I opened my mouth, and he cut me off.
“As far as watching men in this profession treat you like shit? Fuck no, I won’t. We’re gonna get that straight right now. No one, and I mean no one, will disrespect you in my presence. And if they do it when I’m not around, they’ll hear about it. There’s nothing you can do or say to stop me.”
“Don’t you get it!” I flung my hands out, frustrated. “I’ve been fighting for years for equality. To be treated the same. If you step in and start fighting my battles and I let you, what does that say about me? It says I need a man to force other men to treat me right. No, Jace. I want respect because I earned it.”
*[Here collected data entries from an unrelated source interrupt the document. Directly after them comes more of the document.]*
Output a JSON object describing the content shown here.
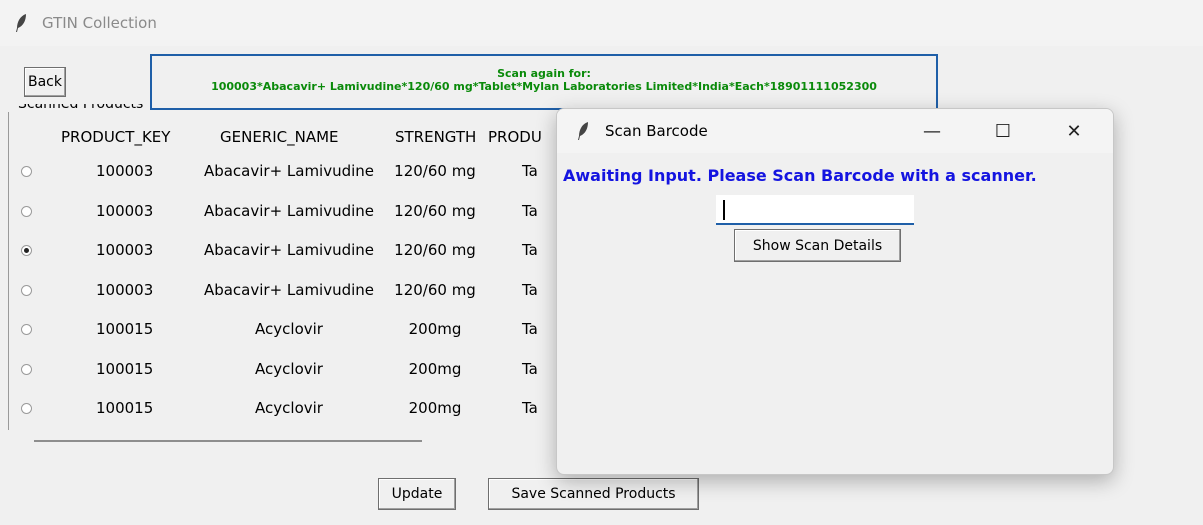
{
  "main_window": {
    "title": "GTIN Collection",
    "back_label": "Back",
    "frame_label": "Scanned Products",
    "scan_again": {
      "title": "Scan again for:",
      "detail": "100003*Abacavir+ Lamivudine*120/60 mg*Tablet*Mylan Laboratories Limited*India*Each*18901111052300"
    },
    "table": {
      "headers": [
        "PRODUCT_KEY",
        "GENERIC_NAME",
        "STRENGTH",
        "PRODU"
      ],
      "rows": [
        {
          "key": "100003",
          "name": "Abacavir+ Lamivudine",
          "strength": "120/60 mg",
          "type": "Ta",
          "selected": false
        },
        {
          "key": "100003",
          "name": "Abacavir+ Lamivudine",
          "strength": "120/60 mg",
          "type": "Ta",
          "selected": false
        },
        {
          "key": "100003",
          "name": "Abacavir+ Lamivudine",
          "strength": "120/60 mg",
          "type": "Ta",
          "selected": true
        },
        {
          "key": "100003",
          "name": "Abacavir+ Lamivudine",
          "strength": "120/60 mg",
          "type": "Ta",
          "selected": false
        },
        {
          "key": "100015",
          "name": "Acyclovir",
          "strength": "200mg",
          "type": "Ta",
          "selected": false
        },
        {
          "key": "100015",
          "name": "Acyclovir",
          "strength": "200mg",
          "type": "Ta",
          "selected": false
        },
        {
          "key": "100015",
          "name": "Acyclovir",
          "strength": "200mg",
          "type": "Ta",
          "selected": false
        }
      ]
    },
    "update_label": "Update",
    "save_label": "Save Scanned Products"
  },
  "dialog": {
    "title": "Scan Barcode",
    "minimize_glyph": "—",
    "maximize_glyph": "☐",
    "close_glyph": "✕",
    "prompt": "Awaiting Input. Please Scan Barcode with a scanner.",
    "input_value": "",
    "show_details_label": "Show Scan Details"
  },
  "colors": {
    "prompt_blue": "#1414e0",
    "scan_again_green": "#0a8a0a",
    "box_border_blue": "#1f5fa8"
  },
  "icons": [
    "feather-icon"
  ]
}
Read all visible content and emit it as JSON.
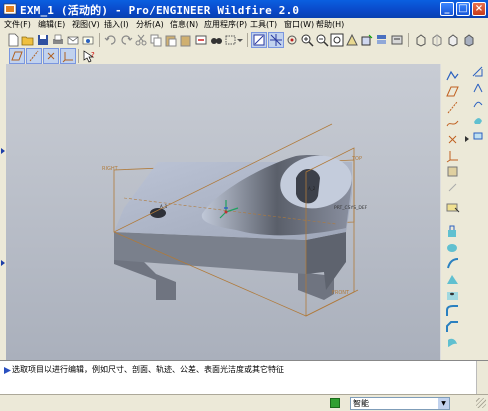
{
  "window": {
    "title": "EXM_1 (活动的) - Pro/ENGINEER Wildfire 2.0",
    "minimize": "_",
    "maximize": "□",
    "close": "×"
  },
  "menu": [
    "文件(F)",
    "编辑(E)",
    "视图(V)",
    "插入(I)",
    "分析(A)",
    "信息(N)",
    "应用程序(P)",
    "工具(T)",
    "窗口(W)",
    "帮助(H)"
  ],
  "graphics": {
    "datum_labels": {
      "top": "TOP",
      "right": "RIGHT",
      "front": "FRONT",
      "a1": "A_1",
      "a2": "A_2",
      "csys": "PRT_CSYS_DEF"
    }
  },
  "message": {
    "text": "选取项目以进行编辑，例如尺寸、剖面、轨迹、公差、表面光洁度或其它特征"
  },
  "status": {
    "filter": "智能"
  },
  "colors": {
    "titlebar": "#0a48c8",
    "model_top": "#b8c0d2",
    "model_side": "#6f7480",
    "datum": "#b07a3a",
    "csys": "#20a060"
  }
}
“Some people won’t respect you no matter how much you deserve it,” he deadpanned.
My shoulders slumped a little under it all. He was right. I knew it. But I was right, too.
It was like we were standing at an impasse.
“Then it won’t matter what you do,” I said.
“I can’t make people respect you, Josie, but this shit with the hazing… That stops now.”
“I don’t need a white knight.”
“I’m more of a dark troublemaker with a white Lotus.” He winked.
My lips twitched. I tried desperately not to smile. God, he was so charming. A good guy wrapped up in a bad-boy package. His dark, mysterious eyes weren’t much of a mystery to me anymore. The dark, bottomless way they appeared was just a front. His experiences, the shit that made him jaded, the take-no-prisoners attitude made him Lorhaven.